The idea harkens back to high school English class, the five-paragraph essay. When teachers recommended that you start with the thesis and then conclude with the thesis in a slightly different form. I believe the phrase they used, probably not unique to my experience, was “tell them what you’re going to tell them and then tell them what you’ve told them.”
For longer, more complex works of nonfiction this bromide remains only kind of true. The five-paragraph essay is good enough for high school but it is a workmanlike formula and won’t impress or entertain readers. Unlike the formulaic five-paragraph essay, a creative work of nonfiction is less about telling something until someone knows it and more about building a reader’s progressive understanding of a subject, a narrative.
It's very common as an editor to watch writers “write themselves into” an idea. This makes sense when you consider that people often think in a linear progression, building and building until they talk themselves into their strongest point. But also, very often, creative nonfiction writers forget to tell readers why they should care until the end. Here’s an example from solid, well respected nonfiction writer Mark Kurlansky’s Paper— this is how he ends the second chapter of the book:
“For about six centuries paper was an exclusively Asian product. China had outlasted the Roman Empire and was the most advanced civilization in the world. They had developed a society that needed paper and had exported it to neighboring Asian societies. But another advanced civilization was about to come along, and they, too, would need paper.”
Now Kurlansky, no slouch, starts the chapter with a fun, surprising fact that hooks you in a different way: “People were created out of the parasites that lived on the body of the Creator, Pangu. At least, this is what Chinese legend teaches.”
But while keeping this opening he also could have followed the end at the beginning rule and hit readers over the head with the importance and gravity of the subject before getting into the fun details: “For about six centuries paper was an exclusively Asian product. China had outlasted the Roman Empire and was the most advanced civilization in the world.”
2. Excessive Quotes
For any work that uses secondary sources, research, or reporting, it’s important to consider the use of quoted material.
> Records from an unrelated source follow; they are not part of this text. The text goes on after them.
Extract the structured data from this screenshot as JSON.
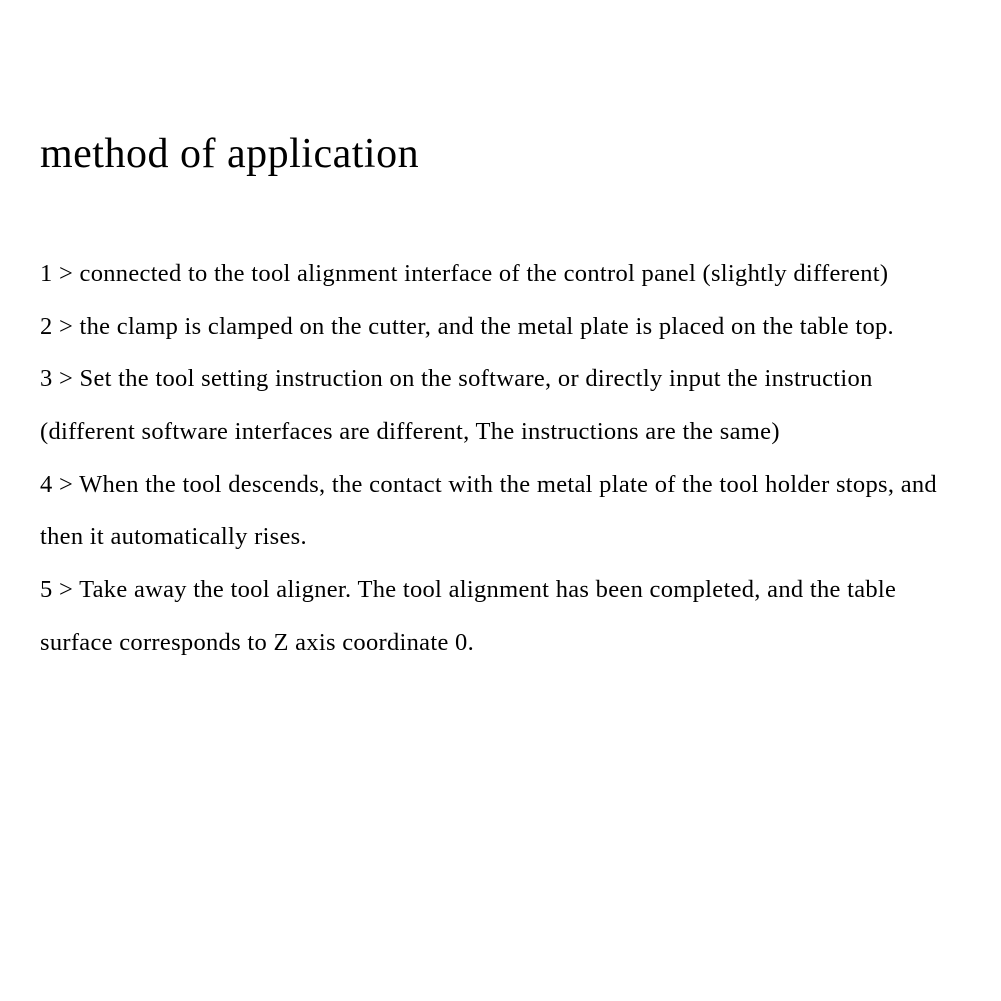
{
  "title": "method of application",
  "steps": [
    "1 > connected to the tool alignment interface of the control panel (slightly different)",
    "2 > the clamp is clamped on the cutter, and the metal plate is placed on the table top.",
    "3 > Set the tool setting instruction on the software, or directly input the instruction (different software interfaces are different, The instructions are the same)",
    "4 > When the tool descends, the contact with the metal plate of the tool holder stops, and then it automatically rises.",
    "5 > Take away the tool aligner. The tool alignment has been completed, and the table surface corresponds to Z axis coordinate 0."
  ],
  "colors": {
    "background": "#ffffff",
    "text": "#000000"
  },
  "typography": {
    "title_fontsize": 42,
    "body_fontsize": 24.5,
    "line_height": 2.15,
    "font_family": "Georgia, Times New Roman, serif"
  }
}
There is actually no more powerful move than using a quote, as nothing conveys more authority than “this is a real thing someone said.” Particularly if they are famous— it’s why the internet is littered with misattributed quotes to Jesus, Aristotle, Einstein, and Martin Luther King. But also, if the quoted person is not famous, the old adage “straight from the horse’s mouth” applies just as well. Thirdly, a well time quote can just be a way to “steal” a great line from someone else. This newsletter is getting overstuffed with truisms but here is another one: whatever you’re trying to say, someone has probably said it better.
Mark Kurlansky’s Paper again, the opening sentence, where he nails the use of a quote:
“What do humans do that other animals do not (aside from the curious observation Pliny the Elder in the first century CE that ‘only man has ears that do not move’)?”
Where quotes go wrong, and it’s hard to find a lot of published examples of this (good job, editors), is in their overuse. It follows a principle we talked about with fiction where something strong, when repeated, becomes weak whereas something minor, when repeated, gains strength through repetition. When a writer strings a lot of primary quotes together, it’s usually time to suggest that they paraphrase and trim until just the pithiest, most damning, or awe-inspiring line or two stands alone and can make its maximum impact.
3. “We Know”
A book of nonfiction is often trying to tell a story or make a point to its fullest, but it’s an editor’s job to put the guardrails up occasionally and let the writer know they’ve reached the point of exhaustion. Writing “we know” in the margins is one of the funnier, snarkier ways I’ve heard of an editor letting a writer know that they’ve overstayed their welcome. While there are definitely nicer ways to go about red-pen feedback than this, the essential message is the same: “we know”. The subtext: you’ve said this already 1,000 times, so please cut it. It goes back to the idea that a good, long work of nonfiction is one of progressive understanding rather than telling, telling, and telling. And to all the editors out there (and writers) doing this work of trimming (see what I did there?) their way to better works of nonfiction, we thank you.